Chip shortages remain a factor. Average wait times for semiconductors jumped to 27 weeks in June, with companies ranging from Toyota Motor Corp. to Apple Inc. losing billions of dollars in sales because they couldn’t get enough chips. Before the pandemic, average lead times were generally less than 15 weeks.

On Wednesday, TSMC reported a 50% increase in revenue in July, stressing that major industry players still benefited from competition for supply.

Semiconductor delivery times fell by a day in June

Skeptics have warned that customers could order chips twice, artificially inflating the perception of demand.

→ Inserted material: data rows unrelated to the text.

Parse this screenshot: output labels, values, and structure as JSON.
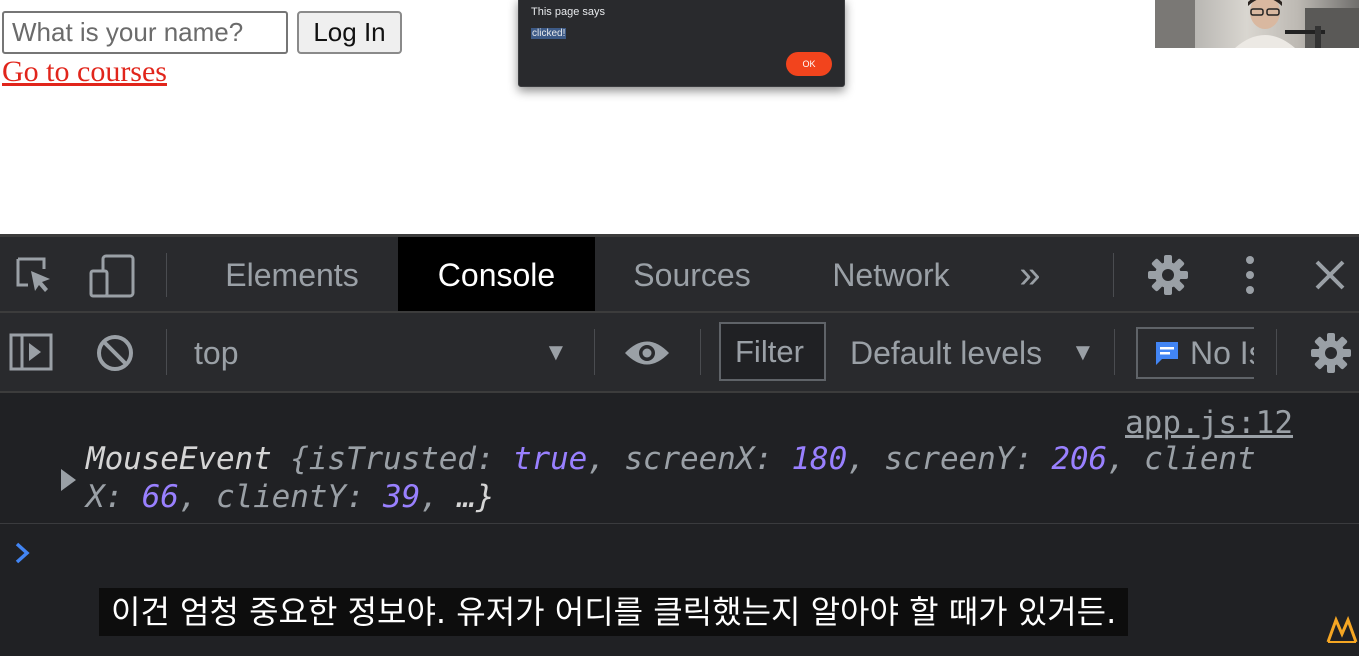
{
  "page": {
    "name_placeholder": "What is your name?",
    "login_label": "Log In",
    "courses_link": "Go to courses"
  },
  "dialog": {
    "title": "This page says",
    "message": "clicked!",
    "ok_label": "OK"
  },
  "devtools": {
    "tabs": [
      {
        "label": "Elements",
        "active": false
      },
      {
        "label": "Console",
        "active": true
      },
      {
        "label": "Sources",
        "active": false
      },
      {
        "label": "Network",
        "active": false
      }
    ],
    "more_tabs": "»",
    "toolbar": {
      "context": "top",
      "filter_placeholder": "Filter",
      "levels": "Default levels",
      "issues": "No Issues"
    },
    "console": {
      "source": "app.js:12",
      "log": {
        "type": "MouseEvent",
        "isTrusted": "true",
        "screenX": "180",
        "screenY": "206",
        "clientX": "66",
        "clientY": "39",
        "ellipsis": "…"
      }
    },
    "colors": {
      "panel_bg": "#202124",
      "toolbar_bg": "#292a2d",
      "active_tab_bg": "#000000",
      "value_purple": "#9980ff",
      "prompt_blue": "#4285f4"
    }
  },
  "subtitle": "이건 엄청 중요한 정보야. 유저가 어디를 클릭했는지 알아야 할 때가 있거든."
}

But companies like TSMC have poured money into capital expenditures, while governments from the United States and Europe to China and Japan have passed subsidies to boost domestic production capacity. There are now fears that such boosted investments could lead to overcapacity and persistent losses.

“The whole chip industry boomed after the pandemic and now we’re seeing a bit of a backlash,” said Yasuo Imanaka, chief analyst at Rakuten Securities. “The increase in demand for smartphones and PCs due to remote working is clearly waning. And we should be wary of the risks that inventory adjustments won’t be as light as Micron and other companies hoped just a few months ago.

On the same day as Micron’s warning, US President Joe Biden signed the Chips and Science Act, a $52 billion stimulus package designed to make it cheaper for companies to build domestic factories.

Citigroup’s Danely said it was particularly concerning to hear that automakers and other companies were cutting back.

“Micron is the first company to mention weakness in the automotive and industrial end markets, and we note that Micron has been a leading indicator of the recession all year,” he wrote. “We reiterate our negative stance on the semis and our belief that every stock and every end market will correct.”

Not all companies receive enough tokens. Toyota said its ability to secure semiconductors will remain unpredictable as it maintained a cautious profit outlook for the current year.

Yang Yuanqing, CEO of PC giant Lenovo Group Ltd., said in an earnings call on Wednesday that supplies were still mixed.

“We are seeing an improvement in chip supply since the second half of this year, as we predicted in previous quarters, particularly for our PC and smartphone businesses,” he said. “But we’re still seeing supply constraints in low-end chips.”

Makers of equipment used in chip production were among the biggest decliners on Tuesday after Micron announced plans to cut spending on new factories and equipment in response to falling orders. Lam Research Corp. fell 7.9%, while Applied Materials fell 7.6%.

Of the 10 worst performing stocks on the Nasdaq 100 this month, at least seven are chip stocks. Marvell Technology Inc. was down 7.9%, followed by Lam Research and NXP Semiconductors. The semiconductor index has fallen 27% this year, compared to a drop of 20% for the Nasdaq 100 and 14% for the S&P 500.